JAKARTA – Komisi Pemilihan Umum (KPU) mendesak DPR
RI untuk segera melakukan revisi terbatas Undang-Undang Nomor 10 tahun
2016 tentang Pemilihan Umum Kepala Daerah (Pilkada). Ketua KPU, Arief
Budiman, mengatakan kebutuhan revisi UU berkaitan dengan pelarangan eks
napi korupsi untuk ikut Pilkada serta pelaksanaan rekapitulasi
elektronik pada Pilkada 2020.
“Sebetulnya, kalau KPU dua hal yang kami dorong, pertama soal
pencalonan tadi, KPU berpendapat perlu mengatur tentang aturan terpidana
korupsi, yang kedua tentang e-rekap,” ujar Arief usai diskusi media di
Gedung KPU, Jalan Imam Bonjol, Jakarta, Kamis (22/8).
Kendati demikian, Arief menuturkan berdasarkan diskusi dengan
pakar-pakar hukum soal pandangan mengenai e-rekap, dasar hukumnya sudah
cukup kuat. Seperti diketahui, proses rekapitulasi secara elektronik
telah diatur dalam UU Pilkada pasal 111, sehingga KPU tinggal melakukan
pengaturan lebih lanjut secara teknis.
“Dan ini kesimpulan kami, dasar hukum yang ada sebenarnya sudah cukup
untuk kemudian ditindaklanjuti diatur dengan PKPU,” tandasnya.
Namun, Arief mengakui harus tetap berkomunikasi dengan Komisi II DPR
RI dan tetap mengusahakan dilakukannya revisi UU. Meskipun dirinya
mengetahui ada berbagai cara untuk melakukan perubahan UU, salah satunya
dengan judicial review melalui Mahkamah Konstitusi (MK).“Kalau UU
sebenarnya kebutuhan yang mendesak, kan Pilkadanya mau sekarang (tahapan
Pilkada 2020), masa tahun depan,” tukasnya.

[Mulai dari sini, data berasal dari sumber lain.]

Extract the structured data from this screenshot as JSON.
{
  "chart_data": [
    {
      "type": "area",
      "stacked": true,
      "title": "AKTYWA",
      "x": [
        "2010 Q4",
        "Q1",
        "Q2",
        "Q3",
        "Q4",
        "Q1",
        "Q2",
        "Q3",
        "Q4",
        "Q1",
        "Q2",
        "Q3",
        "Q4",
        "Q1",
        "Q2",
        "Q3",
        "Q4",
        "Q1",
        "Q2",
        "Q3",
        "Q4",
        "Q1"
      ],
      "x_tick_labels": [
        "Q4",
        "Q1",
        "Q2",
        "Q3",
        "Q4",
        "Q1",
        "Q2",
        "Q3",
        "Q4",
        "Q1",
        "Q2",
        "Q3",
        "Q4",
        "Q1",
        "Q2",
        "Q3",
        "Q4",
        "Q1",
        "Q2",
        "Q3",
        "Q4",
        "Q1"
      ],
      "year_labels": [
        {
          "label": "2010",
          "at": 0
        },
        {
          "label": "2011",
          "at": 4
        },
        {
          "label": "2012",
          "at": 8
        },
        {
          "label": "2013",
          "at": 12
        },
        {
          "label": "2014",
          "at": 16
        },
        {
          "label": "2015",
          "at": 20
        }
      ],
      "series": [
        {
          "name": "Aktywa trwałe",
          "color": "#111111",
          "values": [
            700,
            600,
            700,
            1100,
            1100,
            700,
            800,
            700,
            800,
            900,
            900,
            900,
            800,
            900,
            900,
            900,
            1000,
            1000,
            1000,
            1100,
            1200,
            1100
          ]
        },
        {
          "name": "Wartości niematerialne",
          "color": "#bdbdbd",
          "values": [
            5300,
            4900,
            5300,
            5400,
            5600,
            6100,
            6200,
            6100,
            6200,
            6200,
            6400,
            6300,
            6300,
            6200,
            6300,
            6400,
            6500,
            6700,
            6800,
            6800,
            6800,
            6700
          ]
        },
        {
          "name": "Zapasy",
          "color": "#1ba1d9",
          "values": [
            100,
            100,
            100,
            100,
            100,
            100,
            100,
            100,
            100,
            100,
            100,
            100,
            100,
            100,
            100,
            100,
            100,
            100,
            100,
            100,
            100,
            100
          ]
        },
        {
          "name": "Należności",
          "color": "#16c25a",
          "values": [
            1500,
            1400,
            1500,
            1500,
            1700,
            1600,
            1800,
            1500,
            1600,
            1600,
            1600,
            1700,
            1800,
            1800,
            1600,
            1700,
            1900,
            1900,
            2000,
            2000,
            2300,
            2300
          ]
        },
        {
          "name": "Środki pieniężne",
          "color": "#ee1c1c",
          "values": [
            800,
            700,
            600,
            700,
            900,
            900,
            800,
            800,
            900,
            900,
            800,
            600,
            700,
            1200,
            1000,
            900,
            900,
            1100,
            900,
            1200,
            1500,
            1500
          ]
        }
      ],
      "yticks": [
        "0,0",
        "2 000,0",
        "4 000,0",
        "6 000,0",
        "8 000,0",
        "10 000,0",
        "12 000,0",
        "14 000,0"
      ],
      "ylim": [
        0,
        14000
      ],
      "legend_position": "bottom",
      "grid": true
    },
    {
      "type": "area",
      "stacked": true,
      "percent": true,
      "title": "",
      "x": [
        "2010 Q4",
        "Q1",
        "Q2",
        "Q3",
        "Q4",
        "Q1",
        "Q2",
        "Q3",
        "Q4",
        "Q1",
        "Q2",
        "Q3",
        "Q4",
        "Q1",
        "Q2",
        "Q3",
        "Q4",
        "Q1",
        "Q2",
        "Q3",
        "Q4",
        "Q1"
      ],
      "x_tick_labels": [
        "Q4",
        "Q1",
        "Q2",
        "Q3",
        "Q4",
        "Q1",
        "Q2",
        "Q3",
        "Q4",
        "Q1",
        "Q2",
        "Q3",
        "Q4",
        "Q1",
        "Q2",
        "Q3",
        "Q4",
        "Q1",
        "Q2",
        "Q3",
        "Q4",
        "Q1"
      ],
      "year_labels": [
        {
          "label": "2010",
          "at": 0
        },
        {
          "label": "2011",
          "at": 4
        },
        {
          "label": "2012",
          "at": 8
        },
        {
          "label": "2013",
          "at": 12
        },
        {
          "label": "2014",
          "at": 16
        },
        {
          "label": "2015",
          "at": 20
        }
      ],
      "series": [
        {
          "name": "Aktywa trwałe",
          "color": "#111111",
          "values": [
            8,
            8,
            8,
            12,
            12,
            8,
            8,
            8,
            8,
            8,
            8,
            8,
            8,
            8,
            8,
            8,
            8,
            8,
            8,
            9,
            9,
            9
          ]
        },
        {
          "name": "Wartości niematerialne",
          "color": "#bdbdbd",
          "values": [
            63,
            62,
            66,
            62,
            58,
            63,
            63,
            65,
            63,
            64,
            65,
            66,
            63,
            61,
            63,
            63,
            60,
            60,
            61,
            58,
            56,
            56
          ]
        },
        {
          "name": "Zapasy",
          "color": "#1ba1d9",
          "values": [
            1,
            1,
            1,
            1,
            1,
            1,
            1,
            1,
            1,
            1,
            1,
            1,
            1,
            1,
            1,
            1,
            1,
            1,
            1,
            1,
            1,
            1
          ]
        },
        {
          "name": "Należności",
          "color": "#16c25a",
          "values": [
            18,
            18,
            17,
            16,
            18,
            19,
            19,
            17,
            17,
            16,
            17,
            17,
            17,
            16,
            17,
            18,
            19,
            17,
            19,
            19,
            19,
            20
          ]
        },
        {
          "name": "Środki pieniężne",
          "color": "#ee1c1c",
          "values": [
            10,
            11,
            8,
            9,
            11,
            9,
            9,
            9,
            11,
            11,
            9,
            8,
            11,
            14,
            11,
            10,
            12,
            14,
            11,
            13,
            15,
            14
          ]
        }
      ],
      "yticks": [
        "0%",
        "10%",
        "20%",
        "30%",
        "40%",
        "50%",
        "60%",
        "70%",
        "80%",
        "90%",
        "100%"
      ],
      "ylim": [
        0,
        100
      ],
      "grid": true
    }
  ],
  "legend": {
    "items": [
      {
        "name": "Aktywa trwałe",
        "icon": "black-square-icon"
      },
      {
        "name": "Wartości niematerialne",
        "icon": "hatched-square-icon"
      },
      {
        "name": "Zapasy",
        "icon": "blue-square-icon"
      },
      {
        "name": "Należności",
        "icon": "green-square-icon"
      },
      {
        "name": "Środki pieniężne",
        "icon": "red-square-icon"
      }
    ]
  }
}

Menurut Arief, UU lebih kuat dasar hukumnya dibandingkan PKPU. Hal
ini untuk meminimalisir kejadian saat Pemilu 2019 di mana PKPU soal
pelarangan napi korupsi tidak kuat landasan hukumnya, sehingga aturan
tersebut dibatalkan. Untuk itu, KPU akan menyampaikan dorongan untuk
revisi UU Pilkada pada rapat berikutnya.
“Bisa saja nanti kan pada saat kita mau membahas PKPU ada satu tahap
namanya rapat konsultasi dengan Pemerintah dan DPR, itu pasti kita
sampaikan disana,” ucapnya.
Sementara itu, Direktur Eksekutif Perkumpulan untuk Pemilu dan
Demokrasi (Perludem), Titi Anggraini, mengatakan bahwa ada dua hal yang
harus diperhatikan oleh KPU jika penyelenggara Pemilu tersebut ingin
melaksanakan sistem e-rekap pada saat penghitungan suara.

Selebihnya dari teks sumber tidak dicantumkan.